Universal salvation, intelligent design and destiny are possibilities that we all fear because they require that we be dethroned, and that we admit that, maybe—just maybe—our intelligence isn’t the only intelligence at work in the world. They require that we admit that we are not the locus-of-control of all reality, or even of our own destiny. They demand that we place trust in that which is outside of ourselves, in the “other,” and in the good Spirit of life itself. We may steer the boat, but still the currents will move us.

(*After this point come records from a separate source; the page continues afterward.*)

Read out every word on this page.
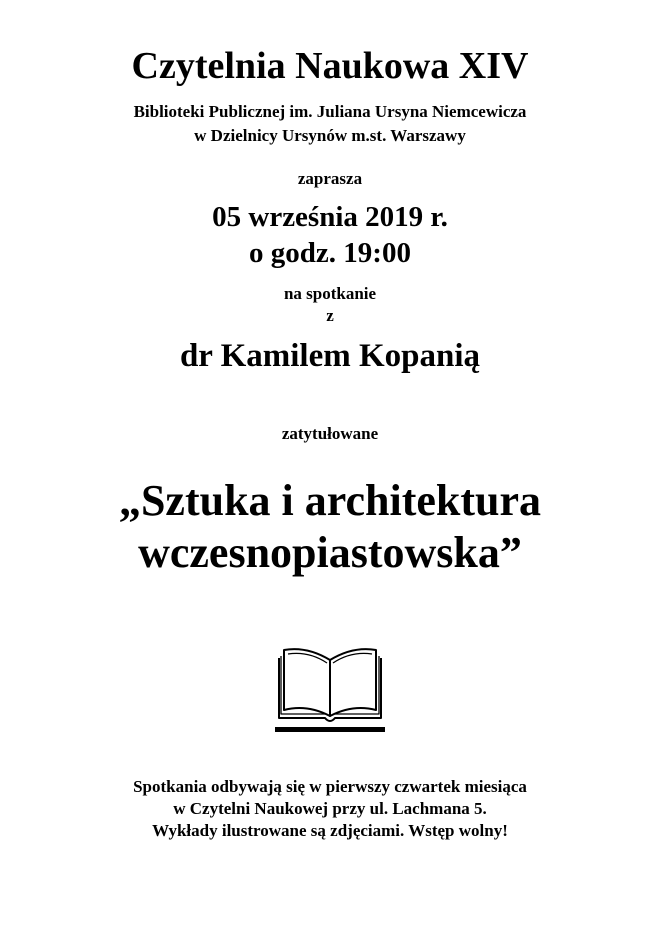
Czytelnia Naukowa XIV
Biblioteki Publicznej im. Juliana Ursyna Niemcewicza
w Dzielnicy Ursynów m.st. Warszawy
zaprasza
05 września 2019 r.
o godz. 19:00
na spotkanie
z
dr Kamilem Kopanią
zatytułowane
„Sztuka i architektura
wczesnopiastowska”
Spotkania odbywają się w pierwszy czwartek miesiąca
w Czytelni Naukowej przy ul. Lachmana 5.
Wykłady ilustrowane są zdjęciami. Wstęp wolny!
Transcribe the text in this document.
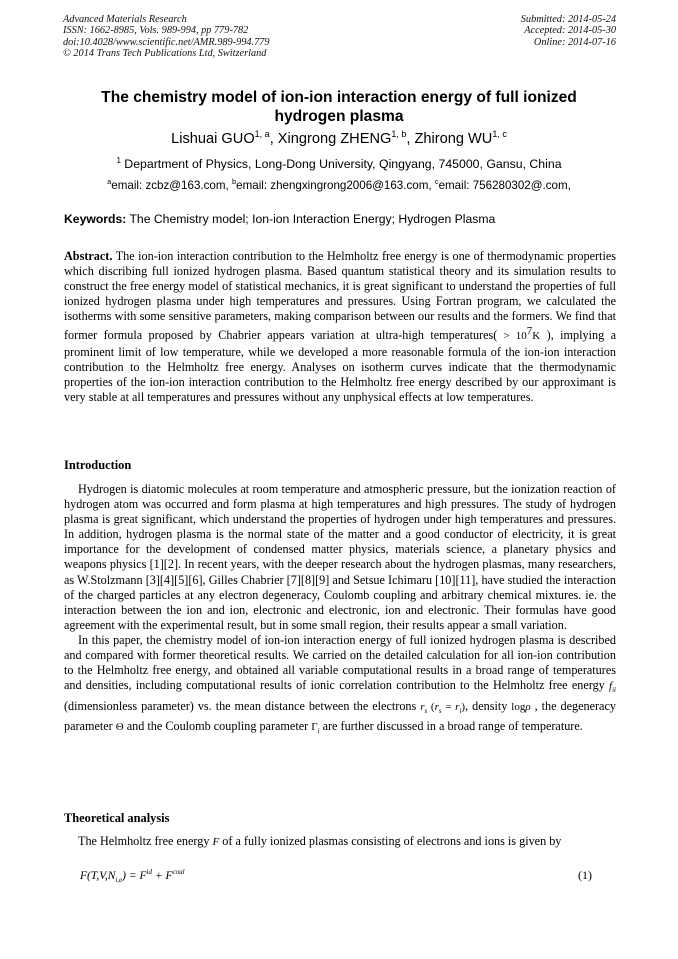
Advanced Materials Research
ISSN: 1662-8985, Vols. 989-994, pp 779-782
doi:10.4028/www.scientific.net/AMR.989-994.779
© 2014 Trans Tech Publications Ltd, Switzerland
Submitted: 2014-05-24
Accepted: 2014-05-30
Online: 2014-07-16
The chemistry model of ion-ion interaction energy of full ionized
hydrogen plasma
Lishuai GUO$^{1, a}$, Xingrong ZHENG$^{1, b}$, Zhirong WU$^{1, c}$
$^1$ Department of Physics, Long-Dong University, Qingyang, 745000, Gansu, China
$^a$email: zcbz@163.com, $^b$email: zhengxingrong2006@163.com, $^c$email: 756280302@.com,
Keywords: The Chemistry model; Ion-ion Interaction Energy; Hydrogen Plasma
Abstract. The ion-ion interaction contribution to the Helmholtz free energy is one of thermodynamic properties which discribing full ionized hydrogen plasma. Based quantum statistical theory and its simulation results to construct the free energy model of statistical mechanics, it is great significant to understand the properties of full ionized hydrogen plasma under high temperatures and pressures. Using Fortran program, we calculated the isotherms with some sensitive parameters, making comparison between our results and the formers. We find that former formula proposed by Chabrier appears variation at ultra-high temperatures( > $10^7K$ ), implying a prominent limit of low temperature, while we developed a more reasonable formula of the ion-ion interaction contribution to the Helmholtz free energy. Analyses on isotherm curves indicate that the thermodynamic properties of the ion-ion interaction contribution to the Helmholtz free energy described by our approximant is very stable at all temperatures and pressures without any unphysical effects at low temperatures.
Introduction

Hydrogen is diatomic molecules at room temperature and atmospheric pressure, but the ionization reaction of hydrogen atom was occurred and form plasma at high temperatures and high pressures. The study of hydrogen plasma is great significant, which understand the properties of hydrogen under high temperatures and pressures. In addition, hydrogen plasma is the normal state of the matter and a good conductor of electricity, it is great importance for the development of condensed matter physics, materials science, a planetary physics and weapons physics [1][2]. In recent years, with the deeper research about the hydrogen plasmas, many researchers, as W.Stolzmann [3][4][5][6], Gilles Chabrier [7][8][9] and Setsue Ichimaru [10][11], have studied the interaction of the charged particles at any electron degeneracy, Coulomb coupling and arbitrary chemical mixtures. ie. the interaction between the ion and ion, electronic and electronic, ion and electronic. Their formulas have good agreement with the experimental result, but in some small region, their results appear a small variation.

In this paper, the chemistry model of ion-ion interaction energy of full ionized hydrogen plasma is described and compared with former theoretical results. We carried on the detailed calculation for all ion-ion contribution to the Helmholtz free energy, and obtained all variable computational results in a broad range of temperatures and densities, including computational results of ionic correlation contribution to the Helmholtz free energy $f_{ii}$ (dimensionless parameter) vs. the mean distance between the electrons $r_s$ $(r_s = r_i)$, density logρ , the degeneracy parameter Θ and the Coulomb coupling parameter $\Gamma_i$ are further discussed in a broad range of temperature.

Theoretical analysis

The Helmholtz free energy F of a fully ionized plasmas consisting of electrons and ions is given by

$F(T,V,N_{i,e}) = F^{id} + F^{coul}$	(1)
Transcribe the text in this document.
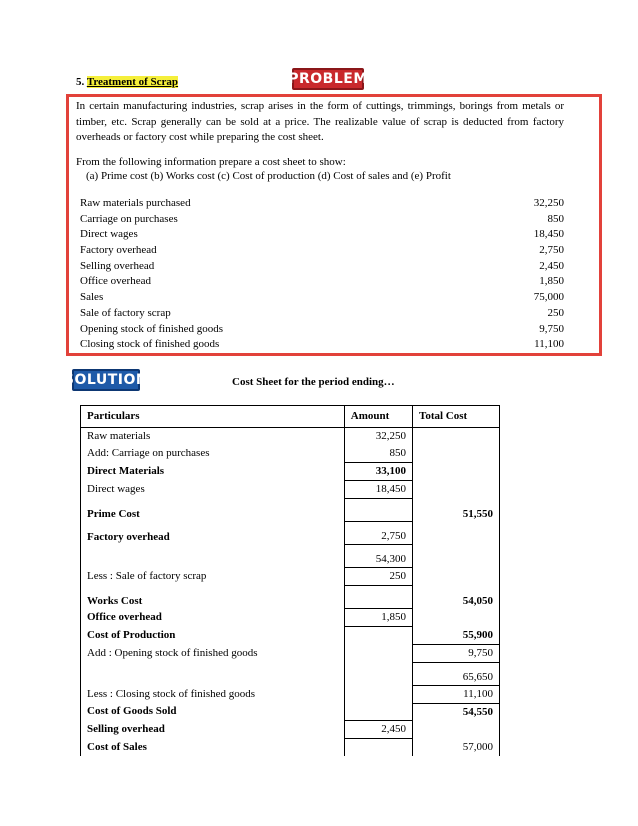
5. Treatment of Scrap	PROBLEM
In certain manufacturing industries, scrap arises in the form of cuttings, trimmings, borings from metals or timber, etc. Scrap generally can be sold at a price. The realizable value of scrap is deducted from factory overheads or factory cost while preparing the cost sheet.
From the following information prepare a cost sheet to show:
(a) Prime cost (b) Works cost (c) Cost of production (d) Cost of sales and (e) Profit
Raw materials purchased	32,250
Carriage on purchases	850
Direct wages	18,450
Factory overhead	2,750
Selling overhead	2,450
Office overhead	1,850
Sales	75,000
Sale of factory scrap	250
Opening stock of finished goods	9,750
Closing stock of finished goods	11,100
SOLUTION	Cost Sheet for the period ending…
Particulars	Amount	Total Cost
Raw materials	32,250	
Add: Carriage on purchases	850	
Direct Materials	33,100	
Direct wages	18,450	
Prime Cost		51,550
Factory overhead	2,750	
	54,300	
Less : Sale of factory scrap	250	
Works Cost		54,050
Office overhead	1,850	
Cost of Production		55,900
Add : Opening stock of finished goods		9,750
		65,650
Less : Closing stock of finished goods		11,100
Cost of Goods Sold		54,550
Selling overhead	2,450	
Cost of Sales		57,000
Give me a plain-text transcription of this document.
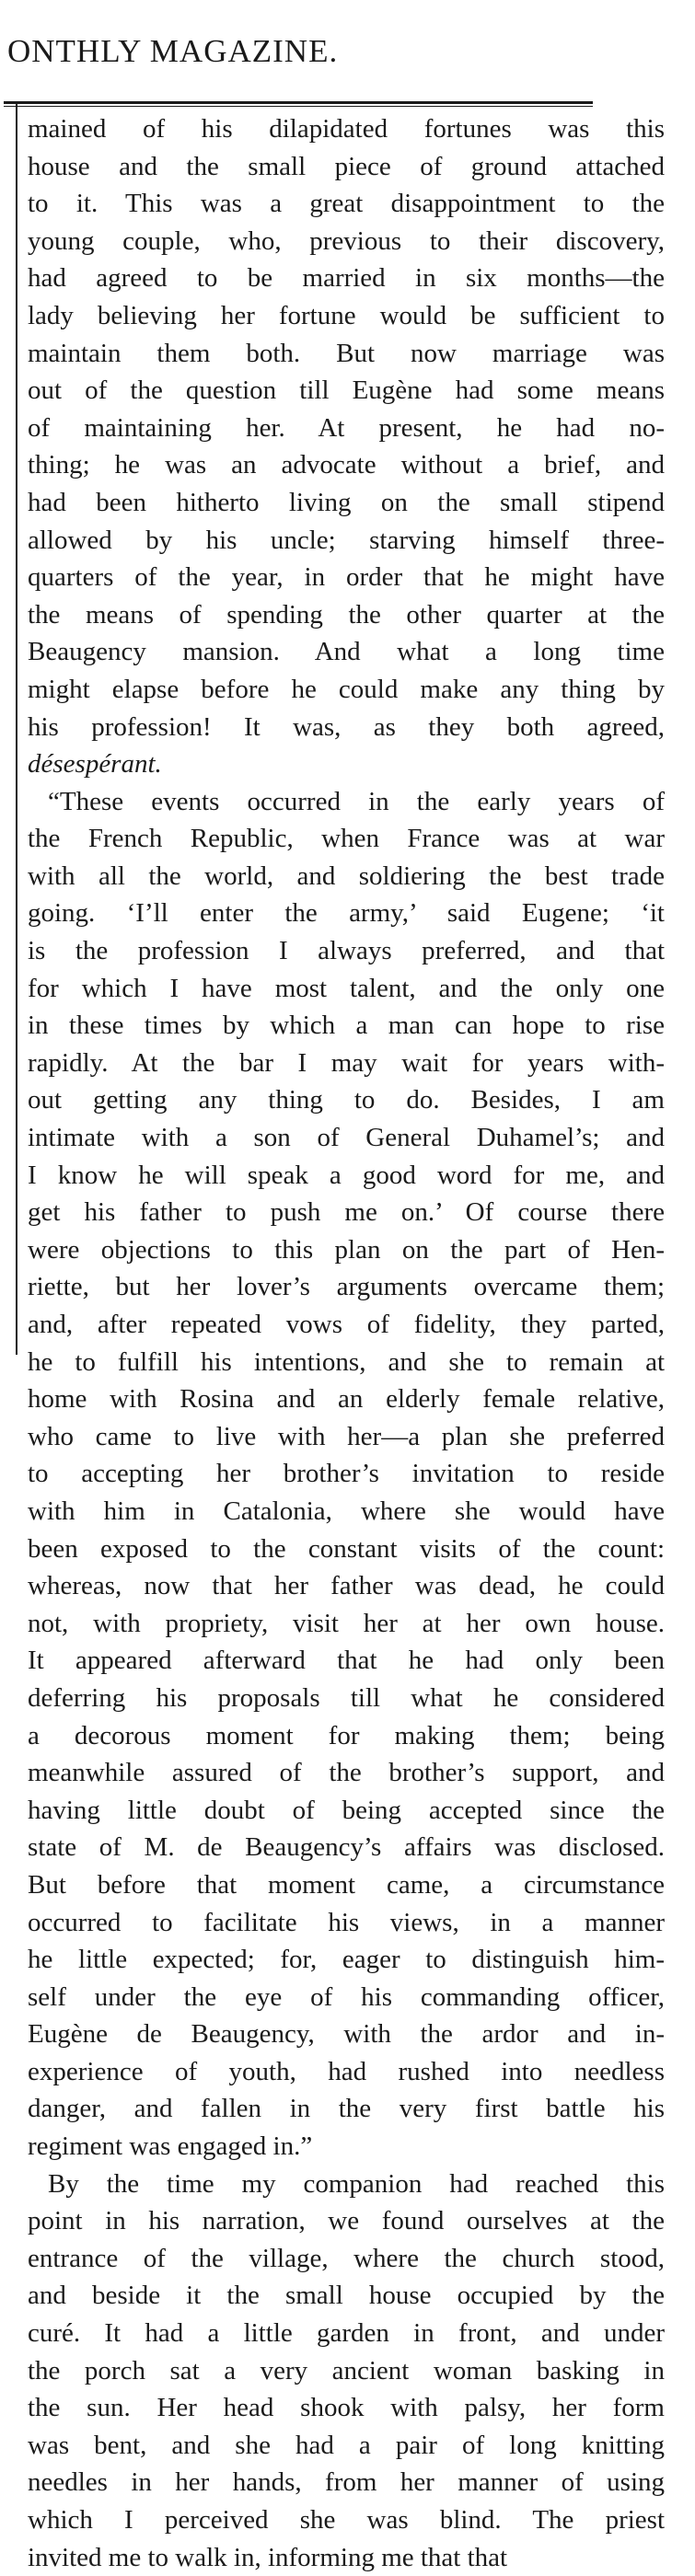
ONTHLY MAGAZINE.
mained of his dilapidated fortunes was this
house and the small piece of ground attached
to it. This was a great disappointment to the
young couple, who, previous to their discovery,
had agreed to be married in six months—the
lady believing her fortune would be sufficient to
maintain them both. But now marriage was
out of the question till Eugène had some means
of maintaining her. At present, he had no-
thing; he was an advocate without a brief, and
had been hitherto living on the small stipend
allowed by his uncle; starving himself three-
quarters of the year, in order that he might have
the means of spending the other quarter at the
Beaugency mansion. And what a long time
might elapse before he could make any thing by
his profession! It was, as they both agreed,
désespérant.
“These events occurred in the early years of
the French Republic, when France was at war
with all the world, and soldiering the best trade
going. ‘I’ll enter the army,’ said Eugene; ‘it
is the profession I always preferred, and that
for which I have most talent, and the only one
in these times by which a man can hope to rise
rapidly. At the bar I may wait for years with-
out getting any thing to do. Besides, I am
intimate with a son of General Duhamel’s; and
I know he will speak a good word for me, and
get his father to push me on.’ Of course there
were objections to this plan on the part of Hen-
riette, but her lover’s arguments overcame them;
and, after repeated vows of fidelity, they parted,
he to fulfill his intentions, and she to remain at
home with Rosina and an elderly female relative,
who came to live with her—a plan she preferred
to accepting her brother’s invitation to reside
with him in Catalonia, where she would have
been exposed to the constant visits of the count:
whereas, now that her father was dead, he could
not, with propriety, visit her at her own house.
It appeared afterward that he had only been
deferring his proposals till what he considered
a decorous moment for making them; being
meanwhile assured of the brother’s support, and
having little doubt of being accepted since the
state of M. de Beaugency’s affairs was disclosed.
But before that moment came, a circumstance
occurred to facilitate his views, in a manner
he little expected; for, eager to distinguish him-
self under the eye of his commanding officer,
Eugène de Beaugency, with the ardor and in-
experience of youth, had rushed into needless
danger, and fallen in the very first battle his
regiment was engaged in.”
By the time my companion had reached this
point in his narration, we found ourselves at the
entrance of the village, where the church stood,
and beside it the small house occupied by the
curé. It had a little garden in front, and under
the porch sat a very ancient woman basking in
the sun. Her head shook with palsy, her form
was bent, and she had a pair of long knitting
needles in her hands, from her manner of using
which I perceived she was blind. The priest
invited me to walk in, informing me that that
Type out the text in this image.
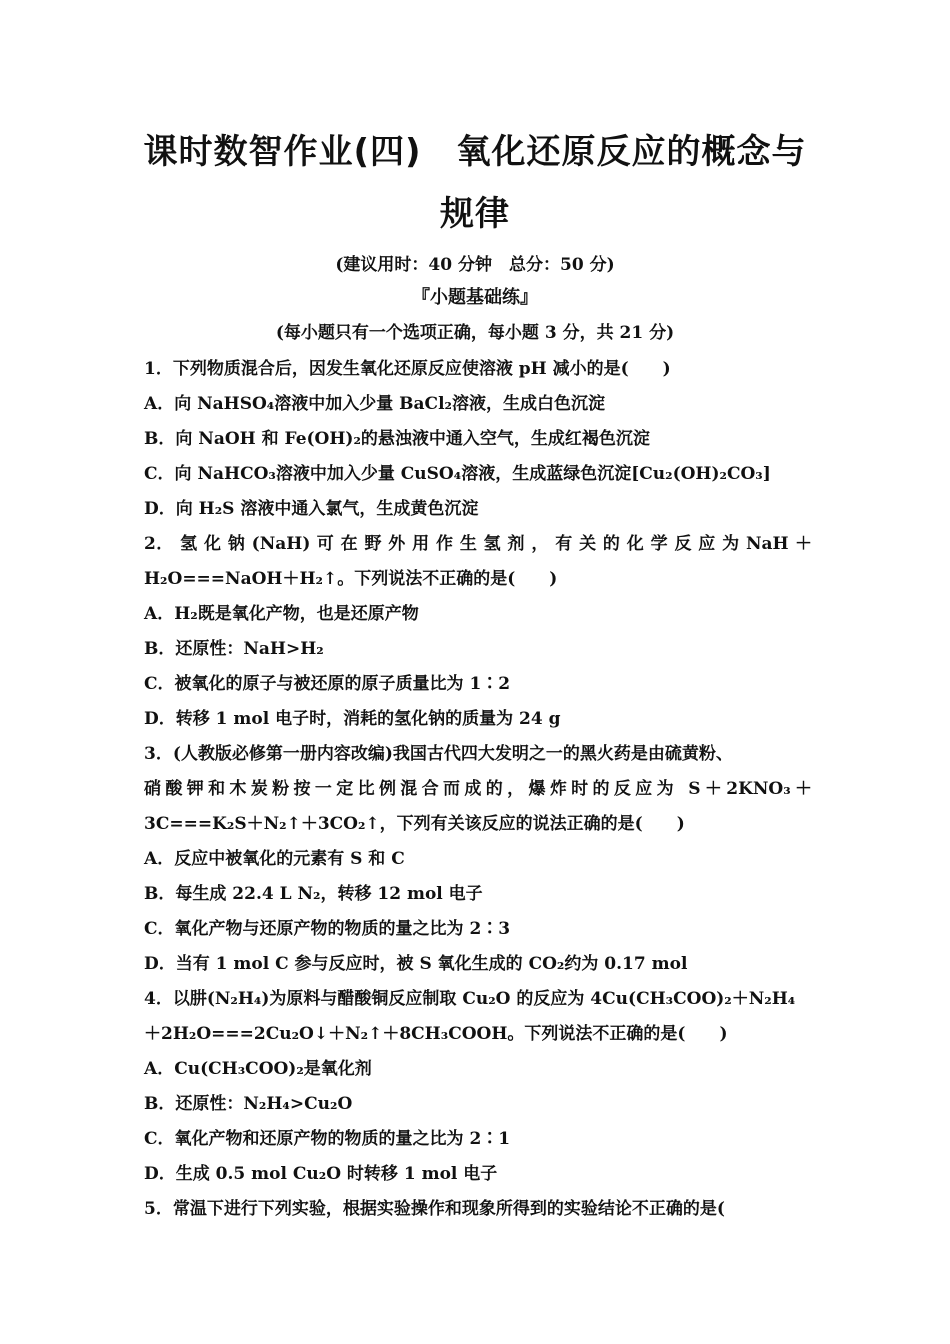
课时数智作业(四)　氧化还原反应的概念与
规律
(建议用时：40 分钟　总分：50 分)
『小题基础练』
(每小题只有一个选项正确，每小题 3 分，共 21 分)
1．下列物质混合后，因发生氧化还原反应使溶液 pH 减小的是(　　)
A．向 NaHSO₄溶液中加入少量 BaCl₂溶液，生成白色沉淀
B．向 NaOH 和 Fe(OH)₂的悬浊液中通入空气，生成红褐色沉淀
C．向 NaHCO₃溶液中加入少量 CuSO₄溶液，生成蓝绿色沉淀[Cu₂(OH)₂CO₃]
D．向 H₂S 溶液中通入氯气，生成黄色沉淀
2． 氢 化 钠 (NaH) 可 在 野 外 用 作 生 氢 剂 ， 有 关 的 化 学 反 应 为 NaH ＋
H₂O===NaOH＋H₂↑。下列说法不正确的是(　　)
A．H₂既是氧化产物，也是还原产物
B．还原性：NaH>H₂
C．被氧化的原子与被还原的原子质量比为 1∶2
D．转移 1 mol 电子时，消耗的氢化钠的质量为 24 g
3．(人教版必修第一册内容改编)我国古代四大发明之一的黑火药是由硫黄粉、
硝酸钾和木炭粉按一定比例混合而成的，爆炸时的反应为 S＋2KNO₃＋
3C===K₂S＋N₂↑＋3CO₂↑，下列有关该反应的说法正确的是(　　)
A．反应中被氧化的元素有 S 和 C
B．每生成 22.4 L N₂，转移 12 mol 电子
C．氧化产物与还原产物的物质的量之比为 2∶3
D．当有 1 mol C 参与反应时，被 S 氧化生成的 CO₂约为 0.17 mol
4．以肼(N₂H₄)为原料与醋酸铜反应制取 Cu₂O 的反应为 4Cu(CH₃COO)₂＋N₂H₄
＋2H₂O===2Cu₂O↓＋N₂↑＋8CH₃COOH。下列说法不正确的是(　　)
A．Cu(CH₃COO)₂是氧化剂
B．还原性：N₂H₄>Cu₂O
C．氧化产物和还原产物的物质的量之比为 2∶1
D．生成 0.5 mol Cu₂O 时转移 1 mol 电子
5．常温下进行下列实验，根据实验操作和现象所得到的实验结论不正确的是(
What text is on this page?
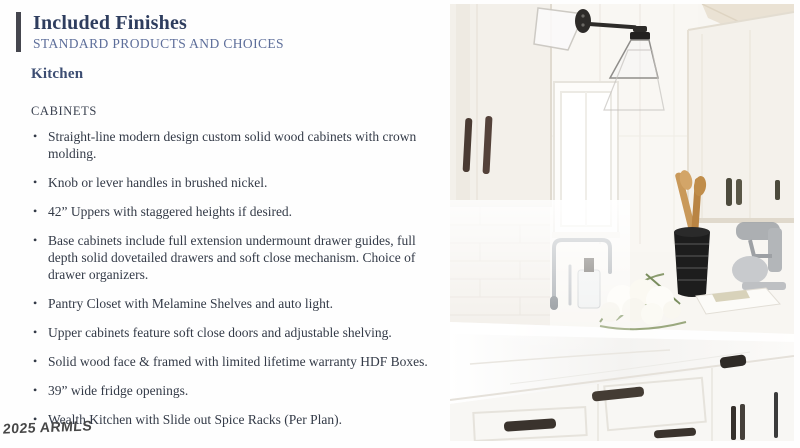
Included Finishes
STANDARD PRODUCTS AND CHOICES
Kitchen
CABINETS
• Straight-line modern design custom solid wood cabinets with crown molding.
• Knob or lever handles in brushed nickel.
• 42” Uppers with staggered heights if desired.
• Base cabinets include full extension undermount drawer guides, full depth solid dovetailed drawers and soft close mechanism. Choice of drawer organizers.
• Pantry Closet with Melamine Shelves and auto light.
• Upper cabinets feature soft close doors and adjustable shelving.
• Solid wood face & framed with limited lifetime warranty HDF Boxes.
• 39” wide fridge openings.
• Wealth Kitchen with Slide out Spice Racks (Per Plan).
2025 ARMLS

The wisdom, intellect, creativity, and imagination, that each of us brings into the world is only a strand in a larger web of relationship, possibility and mystery. There is other transcendent wisdom in this world, lucidly incarnate in loved ones and those who we absolutely despise; in those who we have never met or even considered, and in all of history, that is not our own, and from which we can never remove our being.

Looking back as far as I can see, I bear witness to a linage that leads all the way to my presence here tonight. Looking forward, I place my faith only in those transcendent moments, which descend like raindrops from heaven, and reveal to me something of the eternal destination of all things.

Let us live, placing faith in the signatures of the infinite Spirit we sense in our own lives, and let us write our own immortal page in this great drama, with the pencil of fire.

May it be so.

Amen and Blessed Be.  

Jeremy Elliott is a student at Starr King.